Я послужила причиной его растущего безумия, и я никогда не разрешала себе забыть об этом. Когда я закрывала глаза, я видела больничных служащих в длинных платьях и накрахмаленных передниках. Их мрачные лица отворачивались от моих пронзительных воплей, когда грудь мамы затрепетала и застыла навсегда. Я стучала обоими кулачками по ее грудной клетке, мои слезы падали на ее красиво расшитый халат, но она больше не шевелилась.
Ни один ребенок двенадцати лет не должен смотреть, как душа матери уходит в бездну. В тот раз я впервые ощутила свое бессилие. Бог предал меня. Я молилась все время, как учила меня мама, и что толку? Смерть все равно забрала ее. Именно тогда я поняла, что буду полагаться на что-то более ощутимое, чем святой дух.
Наука никогда не предавала меня так, как это сделала религия в ту ночь.
Отречение от Святого Отца считалось грехом, а я делала это неоднократно. Каждый раз, когда мой скальпель прикасался к плоти, я грешила – и радовалась этому.
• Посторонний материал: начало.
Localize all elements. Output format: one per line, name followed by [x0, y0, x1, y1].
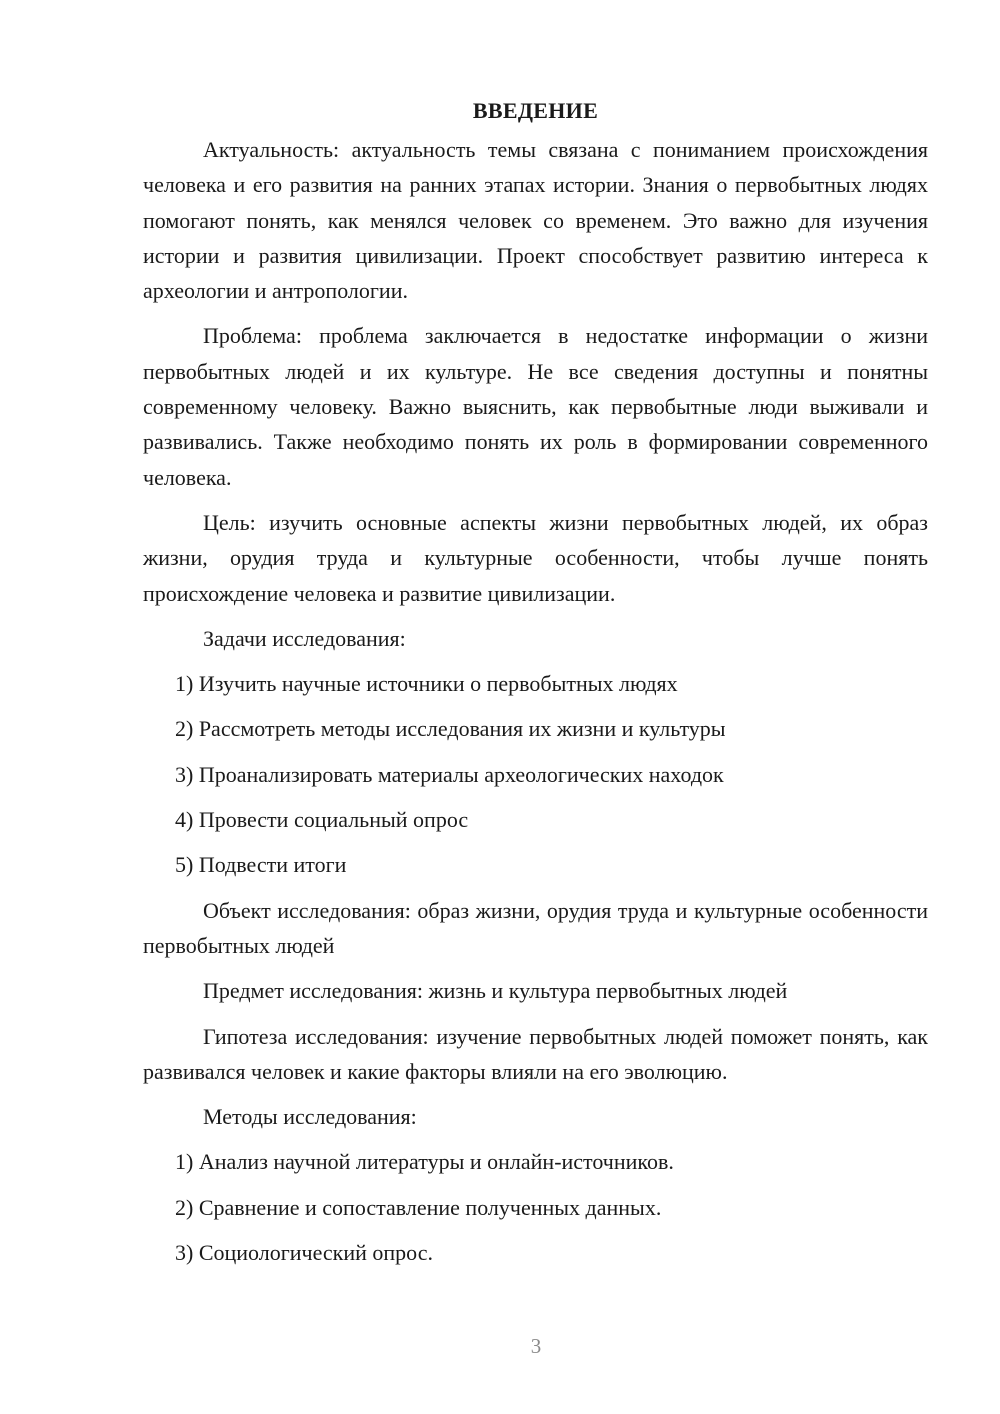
problem-paragraph: Проблема: проблема заключается в недостатке информации о жизни первобытных людей и их культуре. Не все сведения доступны и понятны современному человеку. Важно выяснить, как первобытные люди выживали и развивались. Также необходимо понять их роль в формировании современного человека. [143, 323, 928, 490]
tasks-list [143, 666, 928, 882]
list-item: 4) Провести социальный опрос [175, 807, 469, 833]
methods-list [143, 1144, 928, 1270]
object-paragraph: Объект исследования: образ жизни, орудия труда и культурные особенности первобытных людей [143, 897, 928, 958]
methods-label: Методы исследования: [203, 1104, 417, 1130]
document-page [143, 96, 928, 1280]
page-title: ВВЕДЕНИЕ [472, 98, 599, 123]
hypothesis-paragraph: Гипотеза исследования: изучение первобытных людей поможет понять, как развивался человек и какие факторы влияли на его эволюцию. [143, 1023, 928, 1084]
relevance-paragraph: Актуальность: актуальность темы связана с пониманием происхождения человека и его развития на ранних этапах истории. Знания о первобытных людях помогают понять, как менялся человек со временем. Это важно для изучения истории и развития цивилизации. Проект способствует развитию интереса к археологии и антропологии. [143, 137, 928, 304]
list-item: 2) Рассмотреть методы исследования их жизни и культуры [175, 716, 726, 742]
goal-paragraph: Цель: изучить основные аспекты жизни первобытных людей, их образ жизни, орудия труда и культурные особенности, чтобы лучше понять происхождение человека и развитие цивилизации. [143, 509, 928, 606]
list-item: 3) Социологический опрос. [175, 1240, 433, 1266]
list-item: 2) Сравнение и сопоставление полученных данных. [175, 1194, 662, 1220]
list-item: 1) Изучить научные источники о первобытных людях [175, 671, 678, 697]
list-item: 5) Подвести итоги [175, 852, 347, 878]
subject-paragraph: Предмет исследования: жизнь и культура первобытных людей [203, 978, 788, 1004]
list-item: 1) Анализ научной литературы и онлайн-источников. [175, 1149, 674, 1175]
list-item: 3) Проанализировать материалы археологических находок [175, 761, 724, 787]
page-number: 3 [530, 1334, 542, 1358]
tasks-label: Задачи исследования: [203, 625, 406, 651]
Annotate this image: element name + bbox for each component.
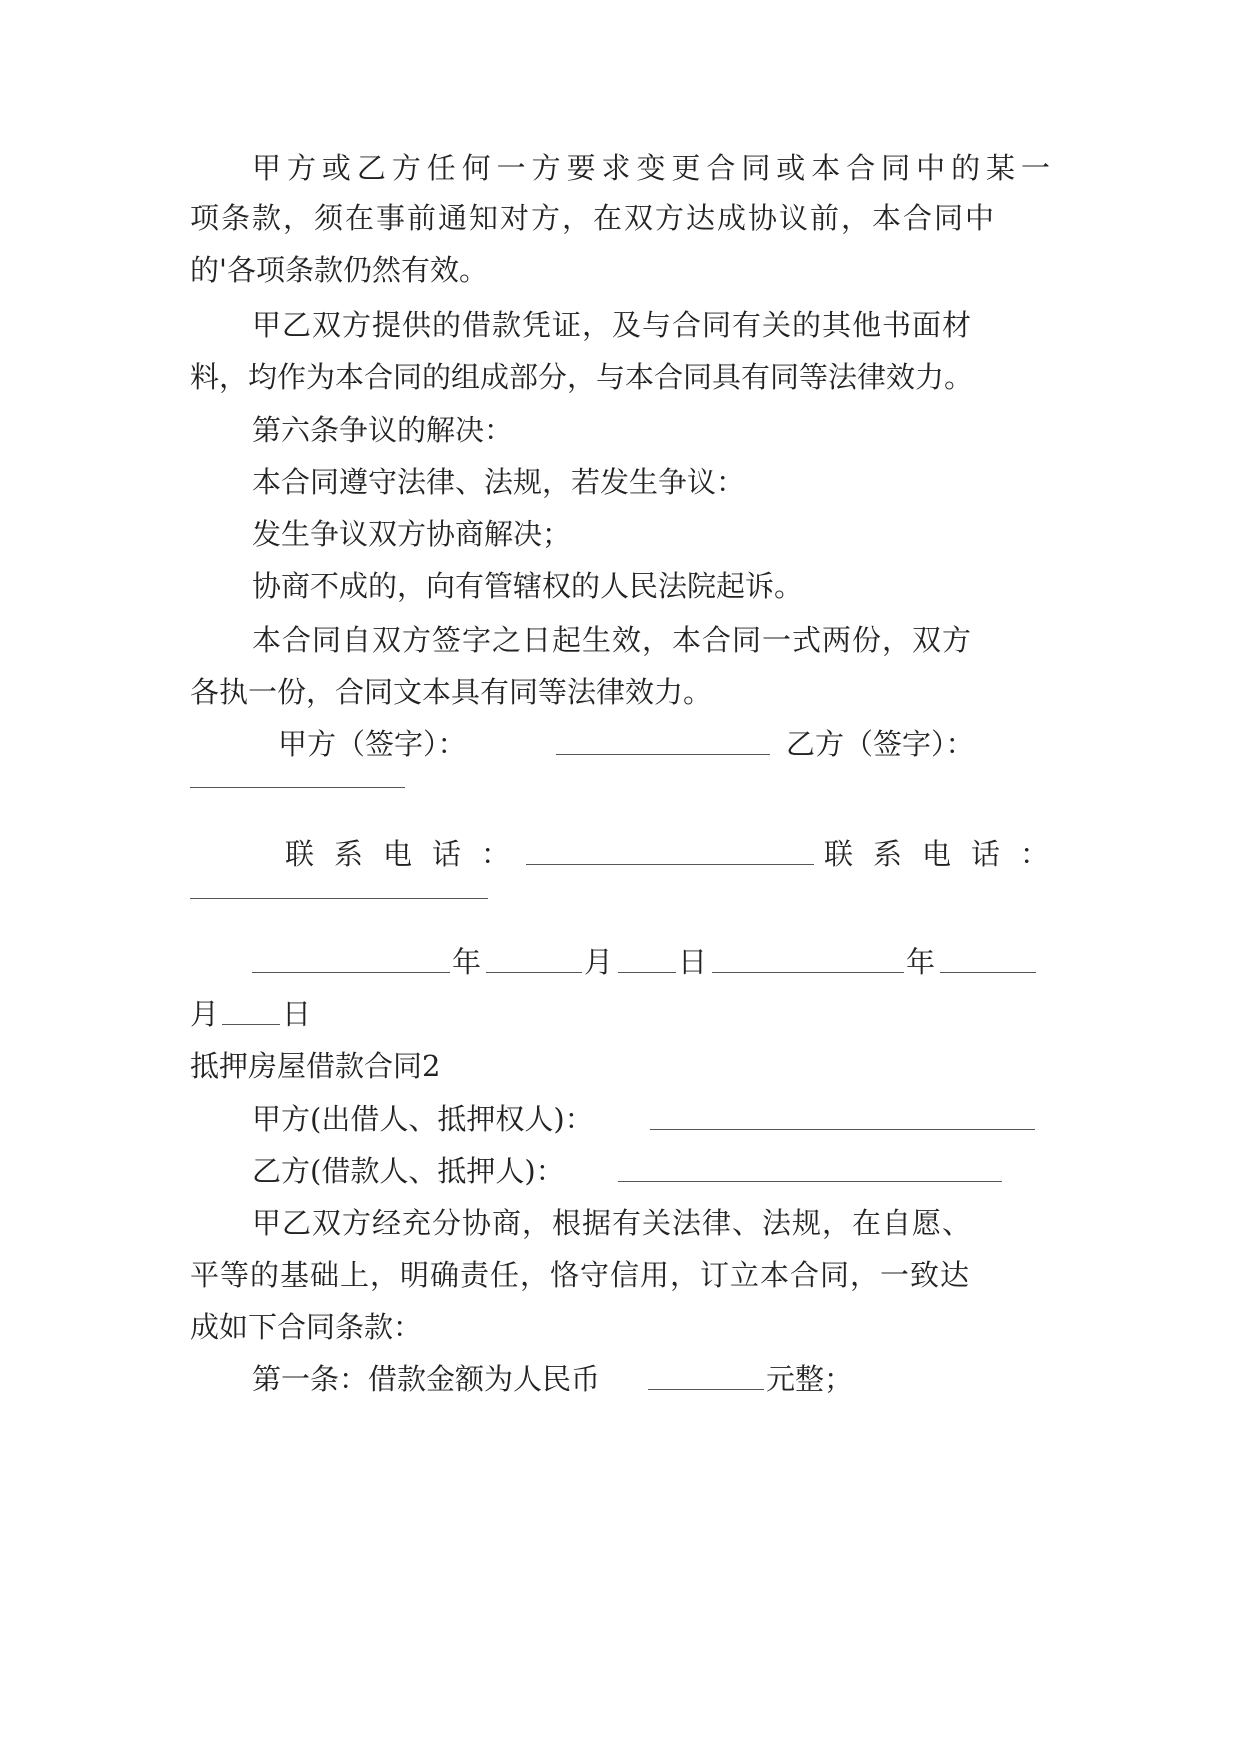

Бог уже не имел власти над моей душой.
В этот вечер мои мысли звучали предательски громко и не хотели утихомириться. Я металась в своей тонкой ночной сорочке, отбрасывала ногами простыни и в конце концов налила себе стакан воды из кувшина на столике рядом с кроватью.
– Будь все проклято.
Сон не собирался приходить ко мне. В этом я была уверена. Мои руки и ноги чесались от желания выбраться из дома и что-то сделать. Или, возможно, мне просто необходимо было вырваться из замкнутого пространства моей комнаты, спастись от горестных мыслей, приходящих с темнотой.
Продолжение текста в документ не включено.